2020 : une saison cyclonique très active

Chris Landsea et Eric Blake (1)

La saison 2020 des ouragans de l’Atlantique a été extrêmement active et destructrice avec 30 « tempêtes nommées » ( appellation utilisée par les spécialistes du National Hurricane Center pour désigner les tempêtes tropicales, les tempêtes subtropicales, les ouragans et les ouragans majeurs). L’alphabet grec pour les nommer a même dû être utilisé pour la deuxième fois de l’histoire. Les États-Unis ont été touchés par un nombre record de 13 tempêtes nommées dont 6 ont directement touché la Louisiane ; le coût des dommages causés par les cyclones a été évalué à sept milliards de dollars par les National Centers for Environmental Information, un montant record.

Presque tous les pays entourant le golfe du Mexique, la mer des Caraïbes et l’Atlantique Nord tropical et subtropical ont été menacés ou frappés en 2020. Les dommages totaux se sont élevés à environ 42 milliards de dollars, et plus de 240 décès ont été enregistrés aux États-Unis et dans les pays voisins, dans les Caraïbes et en Amérique centrale.

Figure 1 : Carte de suivi des 30 tempêtes nommées pendant 2020 la saison des ouragans de l’Atlantique.

Les 30 « tempêtes nommées » en 2020 établissent un record remontant aux années 1870 lorsque le US Signal Service (un prédécesseur du National Weather Service) a commencé à répertorier les tempêtes tropicales et les ouragans. La seule année qui s’en rapproche est 2005 avec 28 tempêtes nommées. Le nombre de « tempêtes nommées » observées est passé de 7 à 10 par an en moyenne à la fin des années 1800 à 15 à 18 par an au cours de la dernière décennie environ, ce qui représente un doublement de leur nombre en un siècle !

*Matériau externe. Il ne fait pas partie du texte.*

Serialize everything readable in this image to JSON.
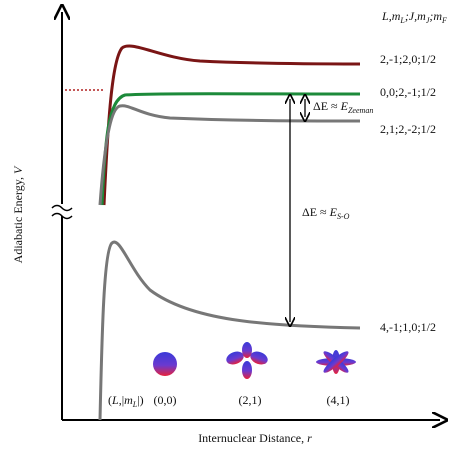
{
  "axes": {
    "y_label": [
      "Adiabatic Energy, ",
      "V"
    ],
    "x_label": [
      "Internuclear Distance, ",
      "r"
    ]
  },
  "header": [
    "L",
    ",m",
    "L",
    ";J,m",
    "J",
    ";m",
    "F"
  ],
  "curves": [
    {
      "label": "2,-1;2,0;1/2"
    },
    {
      "label": "0,0;2,-1;1/2"
    },
    {
      "label": "2,1;2,-2;1/2"
    },
    {
      "label": "4,-1;1,0;1/2"
    }
  ],
  "annotations": {
    "zeeman": [
      "ΔE ≈ ",
      "E",
      "Zeeman"
    ],
    "spin_orbit": [
      "ΔE ≈ ",
      "E",
      "S-O"
    ]
  },
  "orbitals": {
    "key": [
      "(",
      "L",
      ",|",
      "m",
      "L",
      "|)"
    ],
    "labels": [
      "(0,0)",
      "(2,1)",
      "(4,1)"
    ]
  }
}
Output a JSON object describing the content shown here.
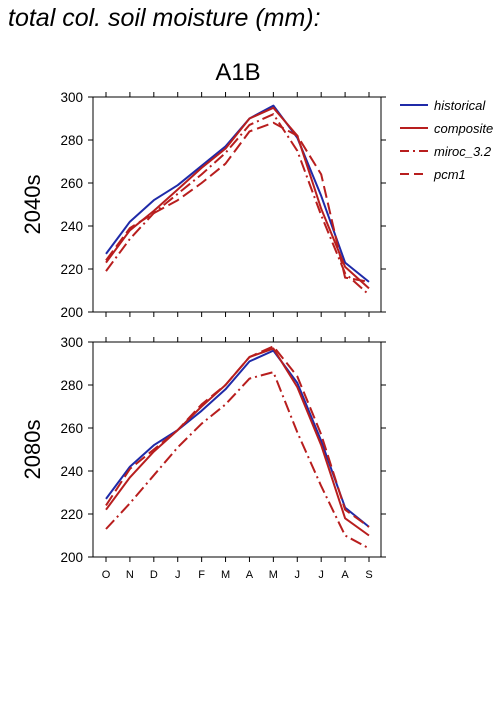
{
  "page_title": "total col. soil moisture (mm):",
  "chart_data": {
    "type": "line",
    "scenario_title": "A1B",
    "categories": [
      "O",
      "N",
      "D",
      "J",
      "F",
      "M",
      "A",
      "M",
      "J",
      "J",
      "A",
      "S"
    ],
    "ylim": [
      200,
      300
    ],
    "yticks": [
      200,
      220,
      240,
      260,
      280,
      300
    ],
    "legend": {
      "placement": "right",
      "entries": [
        {
          "name": "historical",
          "color": "#1f2aa8",
          "dash": "solid"
        },
        {
          "name": "composite",
          "color": "#b81e1e",
          "dash": "solid"
        },
        {
          "name": "miroc_3.2",
          "color": "#b81e1e",
          "dash": "dashdot"
        },
        {
          "name": "pcm1",
          "color": "#b81e1e",
          "dash": "dashed"
        }
      ]
    },
    "panels": [
      {
        "label": "2040s",
        "series": [
          {
            "name": "historical",
            "values": [
              227,
              242,
              252,
              259,
              268,
              277,
              290,
              296,
              281,
              254,
              223,
              214
            ]
          },
          {
            "name": "composite",
            "values": [
              223,
              238,
              247,
              257,
              267,
              276,
              290,
              295,
              282,
              248,
              221,
              211
            ]
          },
          {
            "name": "miroc_3.2",
            "values": [
              219,
              234,
              246,
              255,
              264,
              274,
              287,
              292,
              275,
              245,
              218,
              208
            ]
          },
          {
            "name": "pcm1",
            "values": [
              224,
              239,
              246,
              252,
              260,
              269,
              284,
              288,
              282,
              264,
              216,
              214
            ]
          }
        ]
      },
      {
        "label": "2080s",
        "series": [
          {
            "name": "historical",
            "values": [
              227,
              242,
              252,
              259,
              268,
              278,
              291,
              296,
              281,
              254,
              223,
              214
            ]
          },
          {
            "name": "composite",
            "values": [
              222,
              237,
              249,
              259,
              270,
              280,
              293,
              297,
              279,
              252,
              218,
              210
            ]
          },
          {
            "name": "miroc_3.2",
            "values": [
              213,
              225,
              238,
              251,
              262,
              271,
              283,
              286,
              258,
              233,
              210,
              204
            ]
          },
          {
            "name": "pcm1",
            "values": [
              224,
              241,
              250,
              259,
              271,
              280,
              293,
              298,
              284,
              257,
              222,
              214
            ]
          }
        ]
      }
    ]
  }
}
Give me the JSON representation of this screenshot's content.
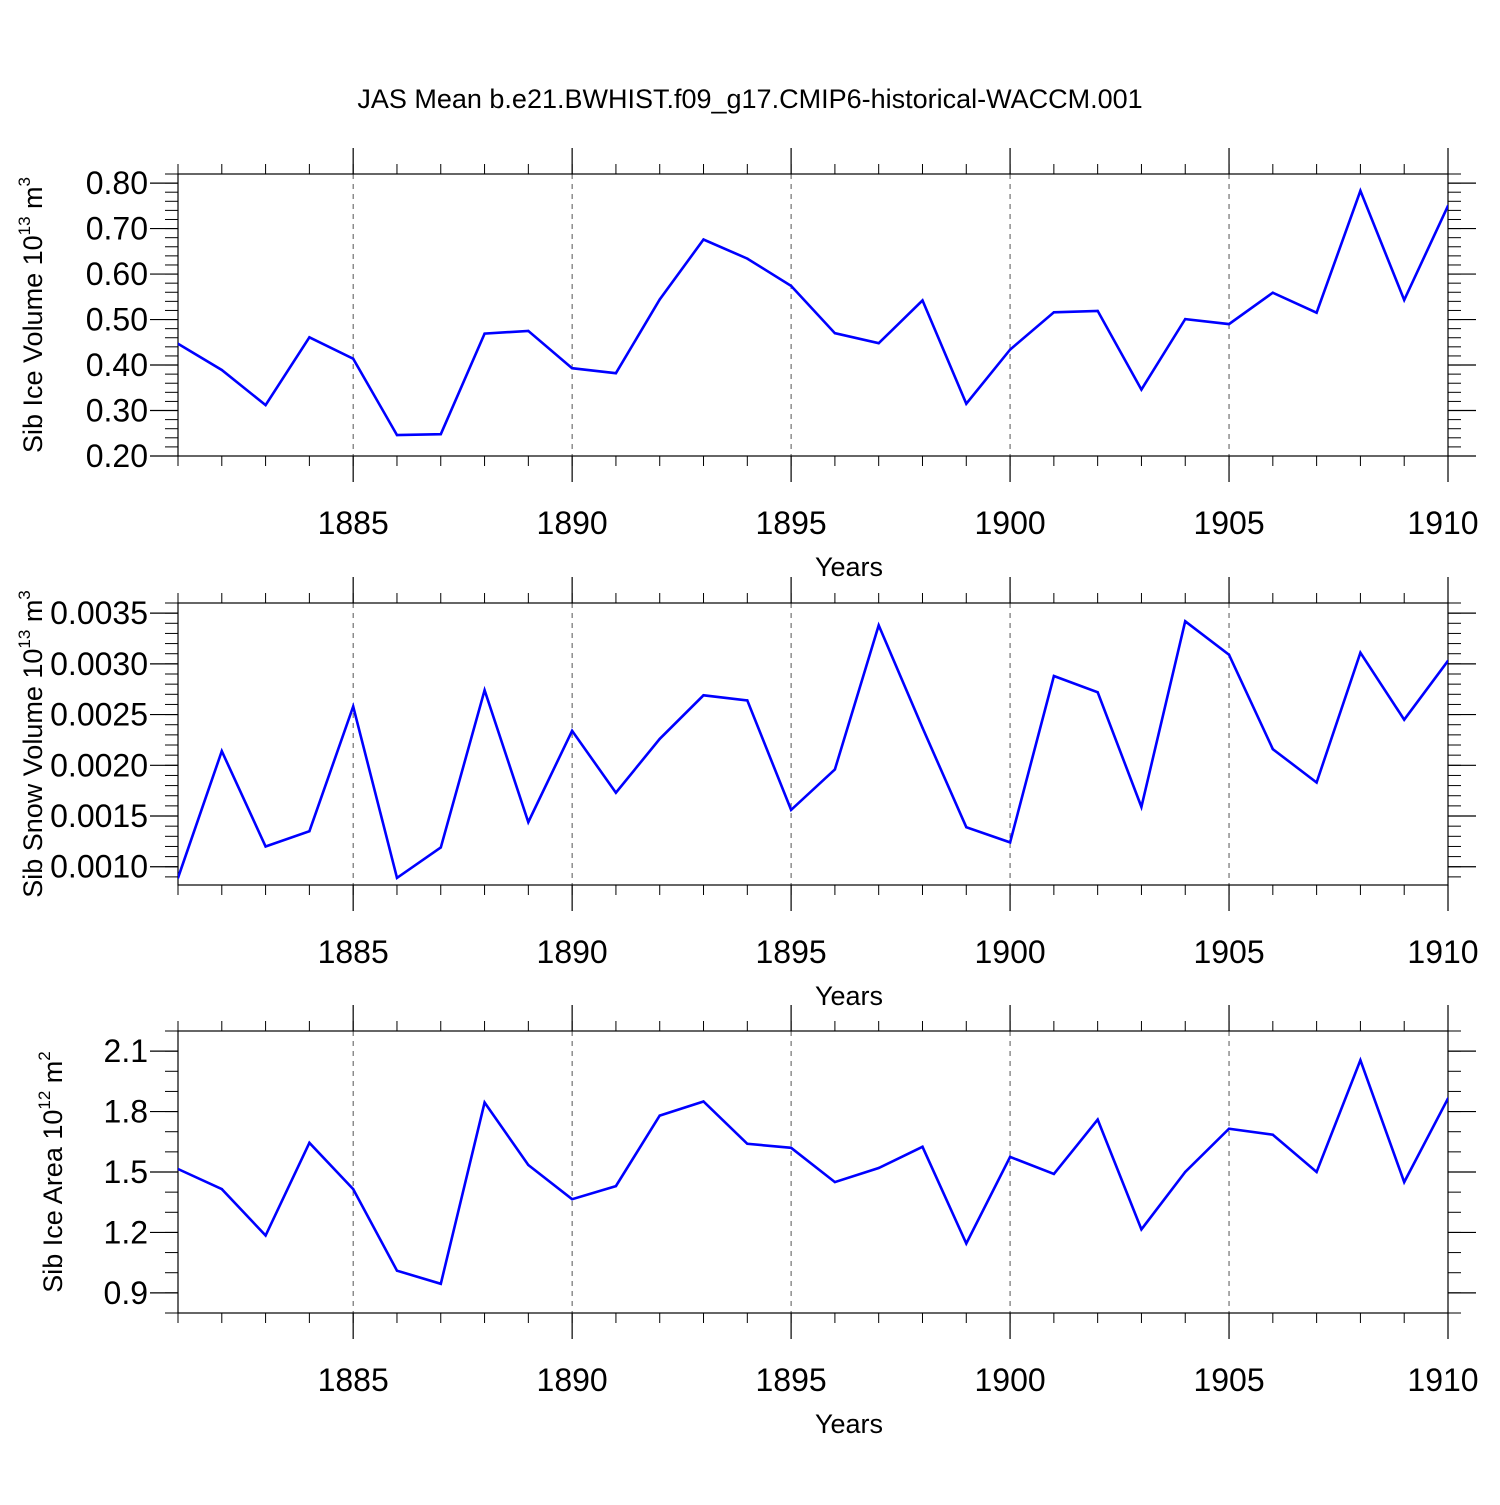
{
  "figure": {
    "title": "JAS Mean b.e21.BWHIST.f09_g17.CMIP6-historical-WACCM.001"
  },
  "chart_data": [
    {
      "type": "line",
      "id": "ice-volume",
      "title": "",
      "xlabel": "Years",
      "ylabel": "Sib Ice Volume 10",
      "ylabel_exponent": "13",
      "ylabel_unit": "m",
      "ylabel_unit_exponent": "3",
      "xlim": [
        1881,
        1910
      ],
      "ylim": [
        0.2,
        0.82
      ],
      "yticks": [
        0.2,
        0.3,
        0.4,
        0.5,
        0.6,
        0.7,
        0.8
      ],
      "ytick_labels": [
        "0.20",
        "0.30",
        "0.40",
        "0.50",
        "0.60",
        "0.70",
        "0.80"
      ],
      "yminor_step": 0.02,
      "xticks": [
        1885,
        1890,
        1895,
        1900,
        1905,
        1910
      ],
      "xtick_labels": [
        "1885",
        "1890",
        "1895",
        "1900",
        "1905",
        "1910"
      ],
      "grid": "vertical dashed at major x ticks",
      "color": "#0000ff",
      "x": [
        1881,
        1882,
        1883,
        1884,
        1885,
        1886,
        1887,
        1888,
        1889,
        1890,
        1891,
        1892,
        1893,
        1894,
        1895,
        1896,
        1897,
        1898,
        1899,
        1900,
        1901,
        1902,
        1903,
        1904,
        1905,
        1906,
        1907,
        1908,
        1909,
        1910
      ],
      "values": [
        0.447,
        0.389,
        0.312,
        0.461,
        0.414,
        0.246,
        0.248,
        0.469,
        0.475,
        0.393,
        0.382,
        0.544,
        0.676,
        0.634,
        0.574,
        0.47,
        0.448,
        0.542,
        0.315,
        0.434,
        0.516,
        0.519,
        0.346,
        0.501,
        0.49,
        0.559,
        0.515,
        0.783,
        0.543,
        0.75
      ]
    },
    {
      "type": "line",
      "id": "snow-volume",
      "title": "",
      "xlabel": "Years",
      "ylabel": "Sib Snow Volume 10",
      "ylabel_exponent": "13",
      "ylabel_unit": "m",
      "ylabel_unit_exponent": "3",
      "xlim": [
        1881,
        1910
      ],
      "ylim": [
        0.00082,
        0.0036
      ],
      "yticks": [
        0.001,
        0.0015,
        0.002,
        0.0025,
        0.003,
        0.0035
      ],
      "ytick_labels": [
        "0.0010",
        "0.0015",
        "0.0020",
        "0.0025",
        "0.0030",
        "0.0035"
      ],
      "yminor_step": 0.0001,
      "xticks": [
        1885,
        1890,
        1895,
        1900,
        1905,
        1910
      ],
      "xtick_labels": [
        "1885",
        "1890",
        "1895",
        "1900",
        "1905",
        "1910"
      ],
      "grid": "vertical dashed at major x ticks",
      "color": "#0000ff",
      "x": [
        1881,
        1882,
        1883,
        1884,
        1885,
        1886,
        1887,
        1888,
        1889,
        1890,
        1891,
        1892,
        1893,
        1894,
        1895,
        1896,
        1897,
        1898,
        1899,
        1900,
        1901,
        1902,
        1903,
        1904,
        1905,
        1906,
        1907,
        1908,
        1909,
        1910
      ],
      "values": [
        0.00089,
        0.00214,
        0.0012,
        0.00135,
        0.00258,
        0.00089,
        0.00119,
        0.00274,
        0.00144,
        0.00234,
        0.00173,
        0.00226,
        0.00269,
        0.00264,
        0.00156,
        0.00196,
        0.00338,
        0.00237,
        0.00139,
        0.00124,
        0.00288,
        0.00272,
        0.00159,
        0.00342,
        0.00309,
        0.00216,
        0.00183,
        0.00311,
        0.00245,
        0.00303
      ]
    },
    {
      "type": "line",
      "id": "ice-area",
      "title": "",
      "xlabel": "Years",
      "ylabel": "Sib Ice Area 10",
      "ylabel_exponent": "12",
      "ylabel_unit": "m",
      "ylabel_unit_exponent": "2",
      "xlim": [
        1881,
        1910
      ],
      "ylim": [
        0.8,
        2.2
      ],
      "yticks": [
        0.9,
        1.2,
        1.5,
        1.8,
        2.1
      ],
      "ytick_labels": [
        "0.9",
        "1.2",
        "1.5",
        "1.8",
        "2.1"
      ],
      "yminor_step": 0.1,
      "xticks": [
        1885,
        1890,
        1895,
        1900,
        1905,
        1910
      ],
      "xtick_labels": [
        "1885",
        "1890",
        "1895",
        "1900",
        "1905",
        "1910"
      ],
      "grid": "vertical dashed at major x ticks",
      "color": "#0000ff",
      "x": [
        1881,
        1882,
        1883,
        1884,
        1885,
        1886,
        1887,
        1888,
        1889,
        1890,
        1891,
        1892,
        1893,
        1894,
        1895,
        1896,
        1897,
        1898,
        1899,
        1900,
        1901,
        1902,
        1903,
        1904,
        1905,
        1906,
        1907,
        1908,
        1909,
        1910
      ],
      "values": [
        1.515,
        1.415,
        1.185,
        1.645,
        1.415,
        1.01,
        0.945,
        1.845,
        1.535,
        1.365,
        1.43,
        1.78,
        1.85,
        1.64,
        1.62,
        1.45,
        1.52,
        1.625,
        1.145,
        1.575,
        1.49,
        1.76,
        1.215,
        1.5,
        1.715,
        1.685,
        1.5,
        2.055,
        1.45,
        1.865
      ]
    }
  ]
}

Sur le graphique ci-dessous, la courbe noire représente l’évolution du nombre de tempêtes, lissées pour neutraliser la variabilité annuelle et faire ressortir l’évolution sur des échelles de temps d’une décennie et plus.

Figure 2 : Nombre de tempêtes tropicales, de tempêtes subtropicales et d’ouragans combinés chaque année de 1878 à 2020.

Cependant, le nombre de « tempêtes nommées » n’est qu’un élément de la mesure globale de l’activité d’une saison. En effet, pour la saison 2020, les autres indicateurs de l’activité des tempêtes tropicales et ouragans atlantiques n’ont pas battu des records. Par exemple, le nombre d’ouragans (14) était bien supérieur à la moyenne, mais en dessous du précédent record de 15 ouragans qui s’est produit en 2005.
Pour la surveillance globale de l’activité des tempêtes tropicales et des ouragans, les météorologues tropicaux préfèrent une métrique combinant la force maximale atteintes par le vent lors d’un cyclone tropical et leur durée, appelée énergie cyclonique accumulée ou ACE [ 2 ]. Si l’on utilise cette mesure, l’année 2020 a été une année extrêmement chargée, mais loin de battre des records. En fait, avec un ACE total de 180 unités, 2020 n’était que le 13e saison la plus chargée jamais enregistrée depuis 1878, les saisons 1893, 1933, 1950 et 2005 ayant été nettement plus actives que 2020. On peut également voir que bien qu’il y ait eu une augmentation à long terme de l’ACE depuis la fin des années 1800, elle est moins marquée que celle des tempêtes nommées observées. Il existe également un cycle multi décennal de 40 à 60 ans alternant des périodes plus actives et plus calmes. On observe ainsi des périodes actives dans les années 1870 à 1890, de la fin des années 1920 aux années 1960, et de nouveau à partir du milieu des années 1990. Inversement, des conditions plus calmes ont régné dans les années 1900 au début des années 1920 et des années 1970 et au début des années 1990.

L’énergie cyclonique accumulée (ACE), une mesure qui combine le nombre, l’intensité et la durée des tempêtes tropicales et des ouragans, chaque année de 1878 à 2020.

Changement technologique et tempêtes nommées.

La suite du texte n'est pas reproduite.